Figure 2.

Transporters and mechanisms of genomic and non-genomic actions of thyroid hormones. TH enters cells by diffusion or via transporters like monocarboxylate transporter MCT8 and MCT10, organic anion transporting polypeptide (OATP)1C1, L-amino acid transporter (LAT) 1 and 2, and Na+/taurocholate cotransporting polypeptide (NCTP). Hormones inside the cell can bind to thyroid hormone transporter (TR) α and β1 and induce genomic changes via transcription. Nuclear receptor co-repressor protein (NCoR) and Adenovirus early region 1A binding protein p300 (p300) are involved in this process.

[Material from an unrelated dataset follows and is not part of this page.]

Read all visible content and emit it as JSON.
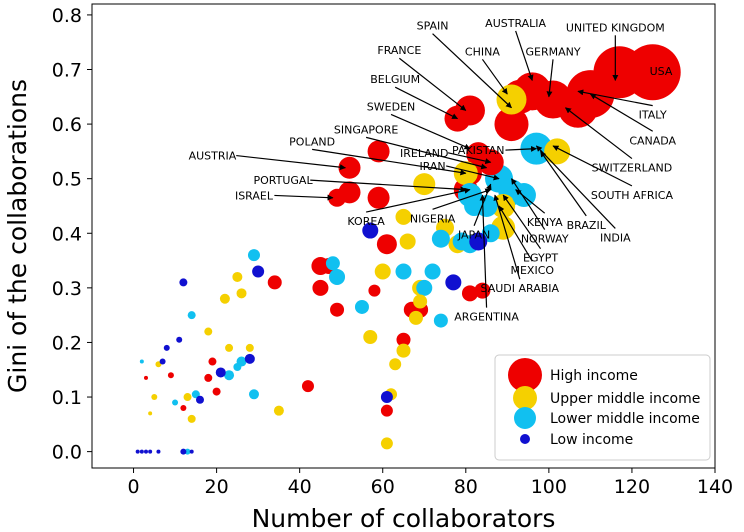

Non-genomic regulation occurs by binding to integrin αvβ3 with activation of phospholipase C (PLC), protein kinase C (PKC), phosphorylated mitogen-activated protein kinase (pMAPK), and extracellular signal-regulated kinase (ERK) to induce trafficking of the phosphorylated TRβ1 and estrogen receptor (ER) into the nucleus. Cross-talk of αvβ3 integrin with growth factor receptors (GFR) is particularly important for cancer cells. T4 and rT3 can also act via TRΔα1 on actin, and T3 through pMAPK/ERK1/2 on Na⁺/H⁺ antiporter and via phosphatidyl-inositol 3 kinase (PI3K) and Akt/protein kinase B (PKB) on Na⁺/K⁺-ATPase.